Kritiker in Erwartung einer konzertanten Aufführung des Weihnachtsoratoriums mögen vorauseilende Trompeten und teils wankende Tempi bemängeln. Doch dies wurde im tieferen Sinne der weihnachtlichen Botschaft, dass wir das Menschsein nur miteinander bewältigen können als Ganzes zusammengefügt und die Situation gemeistert.
Eine gelungene Inszenierung im tiefsten Sinne des theatherlichen Auftrages, Anlass zu Reflexion und Kulturkonsumverhalten jedes einzelnen Besuchers in toleranter Offenheit der individuellen Auffassungsmöglichkeiten dieses besonderen Abends, welchen das Publikum mit standing ovations feierte und honorierte.
„Man geht dann doch getröstet heim.“ sagte die Besucherin nach dem Schlusschoral Nr. 64 und tatsächlich umfasst dieser die immerwährende Hoffnung für die Menschheit.

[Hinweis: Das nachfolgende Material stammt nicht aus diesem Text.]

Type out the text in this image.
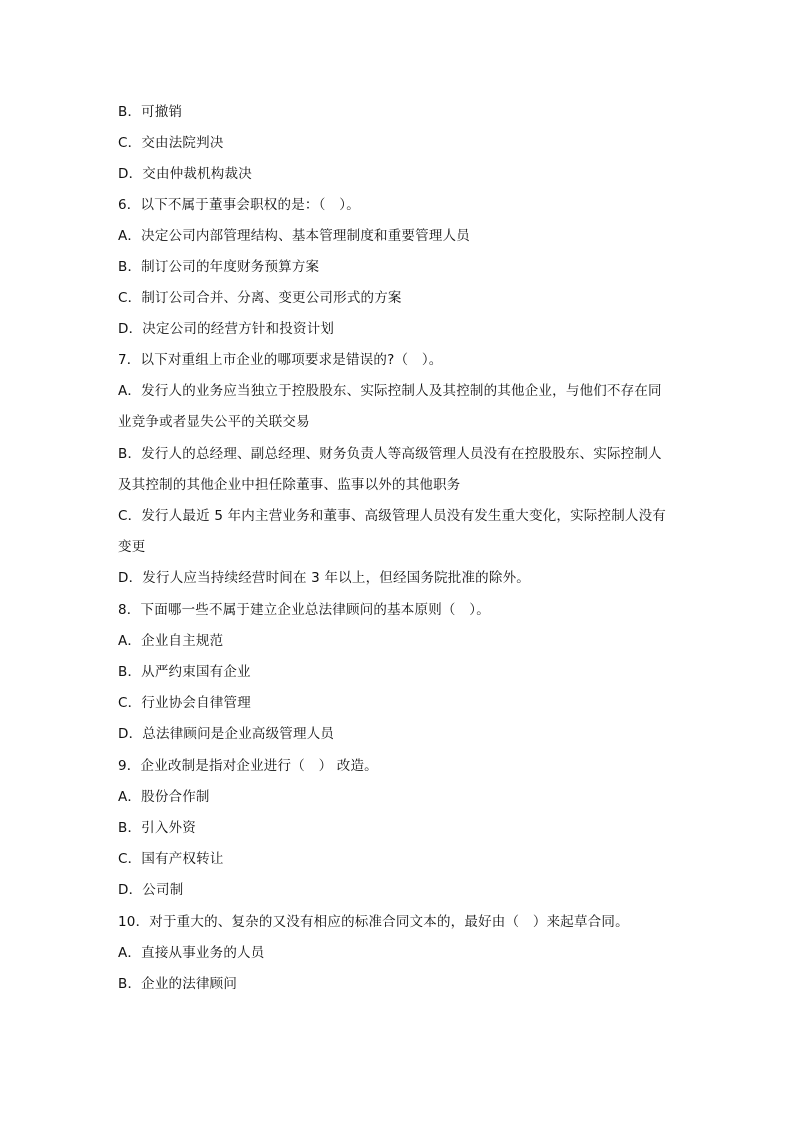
B．可撤销
C．交由法院判决
D．交由仲裁机构裁决
6．以下不属于董事会职权的是：（　）。
A．决定公司内部管理结构、基本管理制度和重要管理人员
B．制订公司的年度财务预算方案
C．制订公司合并、分离、变更公司形式的方案
D．决定公司的经营方针和投资计划
7．以下对重组上市企业的哪项要求是错误的?（　）。
A．发行人的业务应当独立于控股股东、实际控制人及其控制的其他企业，与他们不存在同
业竞争或者显失公平的关联交易
B．发行人的总经理、副总经理、财务负责人等高级管理人员没有在控股股东、实际控制人
及其控制的其他企业中担任除董事、监事以外的其他职务
C．发行人最近 5 年内主营业务和董事、高级管理人员没有发生重大变化，实际控制人没有
变更
D．发行人应当持续经营时间在 3 年以上，但经国务院批准的除外。
8．下面哪一些不属于建立企业总法律顾问的基本原则（　）。
A．企业自主规范
B．从严约束国有企业
C．行业协会自律管理
D．总法律顾问是企业高级管理人员
9．企业改制是指对企业进行（　） 改造。
A．股份合作制
B．引入外资
C．国有产权转让
D．公司制
10．对于重大的、复杂的又没有相应的标准合同文本的，最好由（　）来起草合同。
A．直接从事业务的人员
B．企业的法律顾问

Nun seid ihr wohl gerochen
an
eurer Feinde Schar,
denn Christus hat zerbrochen,
was euch zuwider war.
Tod, Teufel, Sünd und Hölle
sind ganz und gar geschwächt;
bei Gott hat seine Stelle
das menschliche Geschlecht.
Die nächsten Vorstellungen eines erlebnswerten Abends sind am 11. und 17. Dezember 2021 (jeweils um 19:30 Uhr), am 25. Dezember 2021 (18 Uhr) und am 30. Dezember 2021 (19:30 Uhr) sowie am 2. Januar 2022 (18 Uhr), 8. Januar 2022 (19.30 Uhr), 23. und 30. Januar 2022 (jeweils um 18 Uhr), Karten unter musiktheater-im-revier.de oder Tel. 0209 – 4097 200.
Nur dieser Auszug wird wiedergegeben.